真面目一辺倒の月が、素直に自分の気持ちを受けいれてくれるはずがない。
今日のところは、今まで感じていたもやもやとした想いの正体が解かっただけで由としよう。
手錠で繋がれている限り、月とはずっと一緒にいることになるのだ。

(月くんが解かってくれるまで、伝え続ければいいのだ。これから、楽しくなりそうだな……)
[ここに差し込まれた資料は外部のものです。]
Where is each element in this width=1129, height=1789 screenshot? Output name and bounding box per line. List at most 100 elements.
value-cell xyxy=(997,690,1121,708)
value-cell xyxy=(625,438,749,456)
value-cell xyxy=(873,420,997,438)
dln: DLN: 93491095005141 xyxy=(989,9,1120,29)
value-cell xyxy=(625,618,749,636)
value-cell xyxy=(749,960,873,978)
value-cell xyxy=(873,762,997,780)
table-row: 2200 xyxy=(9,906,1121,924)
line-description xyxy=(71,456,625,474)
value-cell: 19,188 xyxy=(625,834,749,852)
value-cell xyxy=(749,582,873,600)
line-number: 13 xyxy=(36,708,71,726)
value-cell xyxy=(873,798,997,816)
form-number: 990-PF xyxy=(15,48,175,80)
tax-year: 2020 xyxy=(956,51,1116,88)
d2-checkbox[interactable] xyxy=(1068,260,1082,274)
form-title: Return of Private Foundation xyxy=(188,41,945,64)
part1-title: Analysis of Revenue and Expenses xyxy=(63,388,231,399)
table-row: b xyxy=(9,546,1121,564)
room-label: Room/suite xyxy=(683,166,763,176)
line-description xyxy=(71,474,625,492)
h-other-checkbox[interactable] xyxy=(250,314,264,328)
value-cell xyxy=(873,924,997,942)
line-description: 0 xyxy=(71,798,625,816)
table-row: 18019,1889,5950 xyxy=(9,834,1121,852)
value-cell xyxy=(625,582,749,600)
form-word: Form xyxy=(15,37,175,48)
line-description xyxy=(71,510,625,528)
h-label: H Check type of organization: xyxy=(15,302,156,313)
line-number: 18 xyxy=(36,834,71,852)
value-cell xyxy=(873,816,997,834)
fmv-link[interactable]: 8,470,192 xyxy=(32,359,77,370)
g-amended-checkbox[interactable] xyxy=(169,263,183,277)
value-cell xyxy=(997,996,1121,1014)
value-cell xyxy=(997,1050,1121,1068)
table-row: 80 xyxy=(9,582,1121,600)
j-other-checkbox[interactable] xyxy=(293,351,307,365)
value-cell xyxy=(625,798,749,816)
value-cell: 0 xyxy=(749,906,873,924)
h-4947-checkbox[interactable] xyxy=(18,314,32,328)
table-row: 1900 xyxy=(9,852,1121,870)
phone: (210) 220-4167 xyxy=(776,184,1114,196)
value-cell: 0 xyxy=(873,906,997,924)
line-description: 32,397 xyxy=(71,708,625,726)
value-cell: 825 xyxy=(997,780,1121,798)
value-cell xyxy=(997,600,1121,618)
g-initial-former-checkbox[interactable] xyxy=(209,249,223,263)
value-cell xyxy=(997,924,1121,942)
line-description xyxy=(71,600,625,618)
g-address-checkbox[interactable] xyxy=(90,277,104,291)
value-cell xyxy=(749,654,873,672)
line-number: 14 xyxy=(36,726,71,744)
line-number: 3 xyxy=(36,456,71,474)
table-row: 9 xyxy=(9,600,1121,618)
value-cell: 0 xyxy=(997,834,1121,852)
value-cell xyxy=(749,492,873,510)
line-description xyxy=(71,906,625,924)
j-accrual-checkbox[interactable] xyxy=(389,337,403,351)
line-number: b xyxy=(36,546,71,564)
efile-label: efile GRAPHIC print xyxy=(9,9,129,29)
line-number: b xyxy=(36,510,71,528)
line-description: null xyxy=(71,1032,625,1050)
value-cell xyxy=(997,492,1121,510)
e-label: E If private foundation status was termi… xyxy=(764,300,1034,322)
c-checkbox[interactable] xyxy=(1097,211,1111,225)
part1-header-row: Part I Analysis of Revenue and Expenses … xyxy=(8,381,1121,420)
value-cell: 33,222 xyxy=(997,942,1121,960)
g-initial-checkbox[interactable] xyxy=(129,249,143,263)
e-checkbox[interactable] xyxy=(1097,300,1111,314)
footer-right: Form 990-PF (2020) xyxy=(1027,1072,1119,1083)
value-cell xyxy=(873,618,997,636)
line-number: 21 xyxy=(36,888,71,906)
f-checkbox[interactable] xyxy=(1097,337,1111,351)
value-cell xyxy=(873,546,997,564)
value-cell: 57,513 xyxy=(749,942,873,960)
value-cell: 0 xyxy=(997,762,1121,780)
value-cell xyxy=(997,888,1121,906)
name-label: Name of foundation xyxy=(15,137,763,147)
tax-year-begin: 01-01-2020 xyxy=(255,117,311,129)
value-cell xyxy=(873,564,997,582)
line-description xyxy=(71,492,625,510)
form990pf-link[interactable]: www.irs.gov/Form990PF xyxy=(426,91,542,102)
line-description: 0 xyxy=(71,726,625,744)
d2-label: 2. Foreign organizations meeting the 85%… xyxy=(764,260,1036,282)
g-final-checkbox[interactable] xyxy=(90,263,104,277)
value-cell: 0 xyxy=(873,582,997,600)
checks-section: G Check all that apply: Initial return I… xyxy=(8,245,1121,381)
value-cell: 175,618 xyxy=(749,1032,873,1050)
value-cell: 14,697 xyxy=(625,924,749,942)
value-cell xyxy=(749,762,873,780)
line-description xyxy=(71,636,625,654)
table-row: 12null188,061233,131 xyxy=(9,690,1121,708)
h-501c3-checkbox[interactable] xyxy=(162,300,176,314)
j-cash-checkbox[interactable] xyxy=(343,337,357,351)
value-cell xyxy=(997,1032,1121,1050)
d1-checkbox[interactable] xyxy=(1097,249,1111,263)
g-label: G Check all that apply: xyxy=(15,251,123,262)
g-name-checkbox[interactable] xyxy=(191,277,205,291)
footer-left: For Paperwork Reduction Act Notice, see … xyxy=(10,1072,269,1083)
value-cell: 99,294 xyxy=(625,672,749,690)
すっかりキラのことなど忘れて、竜崎は明日からの生活に胸をときめかせていた。

「おやすみ、竜崎。」
「おやすみなさい、月くん。」

明日はちゃんと解かってくれるといいなとお互いに思いながら、眠りにつく。




残念ながら、1ヶ月経った現在でも、2人の意見が合うことはなかった。

「せめて、月くんが私の気持ちを解かってくれますように……」
「もういいから、今日は寝ようよ。僕は明日も朝から捜査の続きをしなきゃいけないんだから。」
「抱きしめながら眠ってもいいですか?」
「落ち着かないなら、抱き枕でも用意してもらえばいいんじゃないか?」
「ならせめて、手を繋いでください。」
「一体いつになったら幼児退行から抜けてくれるんだか……」

今日も平行線の夜は、更けていった。
あ、あれ?書いているうちに、内容が変わってしまった。
エロいくだらないファンタジーギャグを書こうとしていたのに、何故だこれ。
まあ、閑話休題ということで……

口をパクパクしている時に、指をさしこんでしまうのは、猫好きあるあるです。(猫の場合はあくび)
書いているときに、隣で飼い猫があくびしていたので、思わず月でやってしまいました。
猫ばか竜崎でやればよかったかな。